Influence of trace erythromycin and erythromycin-H(2)O on carbon and nutrients removal and on resistance selection in sequencing batch reactors (SBRs)

Three sequencing batch reactors (SBRs) were operated in parallel to study the effects of trace erythromycin (ERY) and ERY-H(2)O on the treatment of a synthetic wastewater. Through monitoring (1) daily effluents and (2) concentrations of nitrogen (N) and phosphorous (P) in certain batch cycles of the three reactors operated from transient to steady states, the removal of carbon, N, and P was affected negligibly by ERY (100 µg/L) or ERY-H(2)O (50 µg/L) when compared with the control reactor. However, through analyzing microbial communities of the three steady state SBRs on high-density microarrays (PhyloChip), ERY, and ERY-H(2)O had pronounced effects on the community composition of bacteria related to N and P removal, leading to diversity loss and abundance change.

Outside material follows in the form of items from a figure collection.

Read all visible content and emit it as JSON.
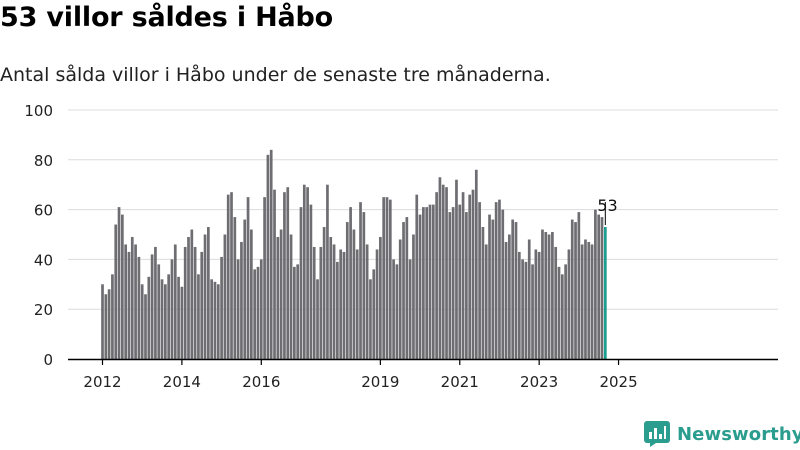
{
  "header": {
    "title": "53 villor såldes i Håbo",
    "subtitle": "Antal sålda villor i Håbo under de senaste tre månaderna."
  },
  "brand": {
    "name": "Newsworthy",
    "logo_icon": "newsworthy-logo-icon"
  },
  "colors": {
    "bar": "#6e6d72",
    "highlight": "#1a9e8f",
    "grid": "#dcdcdc",
    "axis": "#000000",
    "brand": "#2a9d8f"
  },
  "chart_data": {
    "type": "bar",
    "title": "53 villor såldes i Håbo",
    "subtitle": "Antal sålda villor i Håbo under de senaste tre månaderna.",
    "xlabel": "",
    "ylabel": "",
    "ylim": [
      0,
      100
    ],
    "yticks": [
      0,
      20,
      40,
      60,
      80,
      100
    ],
    "xticks": [
      "2012",
      "2014",
      "2016",
      "2019",
      "2021",
      "2023",
      "2025"
    ],
    "grid": true,
    "legend": "none",
    "start_month": "2012-01",
    "end_month": "2025-01",
    "values": [
      30,
      26,
      28,
      34,
      54,
      61,
      58,
      46,
      43,
      49,
      46,
      41,
      30,
      26,
      33,
      42,
      45,
      38,
      32,
      30,
      34,
      40,
      46,
      33,
      29,
      45,
      49,
      52,
      45,
      34,
      43,
      50,
      53,
      32,
      31,
      30,
      41,
      50,
      66,
      67,
      57,
      40,
      47,
      56,
      65,
      52,
      36,
      37,
      40,
      65,
      82,
      84,
      68,
      49,
      52,
      67,
      69,
      50,
      37,
      38,
      61,
      70,
      69,
      62,
      45,
      32,
      45,
      53,
      70,
      49,
      46,
      39,
      44,
      43,
      55,
      61,
      52,
      44,
      63,
      59,
      46,
      32,
      36,
      44,
      49,
      65,
      65,
      64,
      40,
      38,
      48,
      55,
      57,
      40,
      50,
      66,
      58,
      61,
      61,
      62,
      62,
      67,
      73,
      70,
      69,
      59,
      61,
      72,
      62,
      67,
      59,
      66,
      68,
      76,
      63,
      53,
      46,
      58,
      56,
      63,
      64,
      60,
      47,
      50,
      56,
      55,
      43,
      40,
      39,
      48,
      38,
      44,
      43,
      52,
      51,
      50,
      51,
      45,
      37,
      34,
      38,
      44,
      56,
      55,
      59,
      46,
      48,
      47,
      46,
      60,
      58,
      57,
      53
    ],
    "highlight_last": true,
    "annotation": {
      "text": "53",
      "target": "last"
    }
  }
}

The above observations indicated that resistant bacteria were selected upon exposure to ERY or ERY-H(2)O. Short-term batch experiments further proved the resistance and demonstrated that ammonium oxidation (56–95%) was inhibited more significantly than nitrite oxidation (18–61%) in the presence of ERY (100, 400, or 800 µg/L). Therefore, the presence of ERY or ERY-H(2)O (at µg/L levels) shifted the microbial community and selected resistant bacteria, which may account for the negligible influence of the antibiotic ERY or its derivative ERY-H(2)O (at µg/L levels) on carbon, N, and P removal in the SBRs. ELECTRONIC SUPPLEMENTARY MATERIAL: The online version of this article (doi:10.1007/s00253-009-2201-7) contains supplementary material, which is available to authorized users.